Generalized Flow Matching for Transition Dynamics Modeling
This addresses a fundamental problem in dynamical systems for researchers in fields like computational biology and chemistry, though it appears incremental as it builds on existing flow matching frameworks.
The paper tackles the challenge of simulating transition dynamics between metastable states in systems like protein folding by proposing a data-driven method to learn nonlinear interpolations from local dynamics, which reduces computational costs by sampling probable paths more efficiently, as validated on synthetic and real-world molecular systems.

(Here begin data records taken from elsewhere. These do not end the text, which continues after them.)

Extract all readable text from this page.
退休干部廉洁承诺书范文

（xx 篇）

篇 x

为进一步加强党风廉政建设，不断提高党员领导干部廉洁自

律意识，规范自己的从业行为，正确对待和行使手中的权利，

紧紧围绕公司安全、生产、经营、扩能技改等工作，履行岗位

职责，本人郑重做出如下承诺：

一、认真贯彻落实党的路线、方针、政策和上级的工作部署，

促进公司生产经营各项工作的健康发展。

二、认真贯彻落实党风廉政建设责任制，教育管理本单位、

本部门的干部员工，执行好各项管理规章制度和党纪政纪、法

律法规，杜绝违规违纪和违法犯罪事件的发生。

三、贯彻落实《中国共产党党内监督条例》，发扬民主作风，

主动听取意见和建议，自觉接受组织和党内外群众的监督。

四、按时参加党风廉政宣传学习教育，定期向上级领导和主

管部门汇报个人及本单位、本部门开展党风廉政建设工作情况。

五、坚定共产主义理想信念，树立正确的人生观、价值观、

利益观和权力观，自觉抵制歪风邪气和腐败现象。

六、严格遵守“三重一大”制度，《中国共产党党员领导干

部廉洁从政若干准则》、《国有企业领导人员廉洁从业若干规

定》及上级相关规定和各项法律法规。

Simulating transition dynamics between metastable states is a fundamental challenge in dynamical systems and stochastic processes with wide real-world applications in understanding protein folding, chemical reactions and neural activities. However, the computational challenge often lies on sampling exponentially many paths in which only a small fraction ends in the target metastable state due to existence of high energy barriers. To amortize the cost, we propose a data-driven approach to warm-up the simulation by learning nonlinear interpolations from local dynamics. Specifically, we infer a potential energy function from local dynamics data. To find plausible paths between two metastable states, we formulate a generalized flow matching framework that learns a vector field to sample propable paths between the two marginal densities under the learned energy function. Furthermore, we iteratively refine the model by assigning importance weights to the sampled paths and buffering more likely paths for training. We validate the effectiveness of the proposed method to sample probable paths on both synthetic and real-world molecular systems.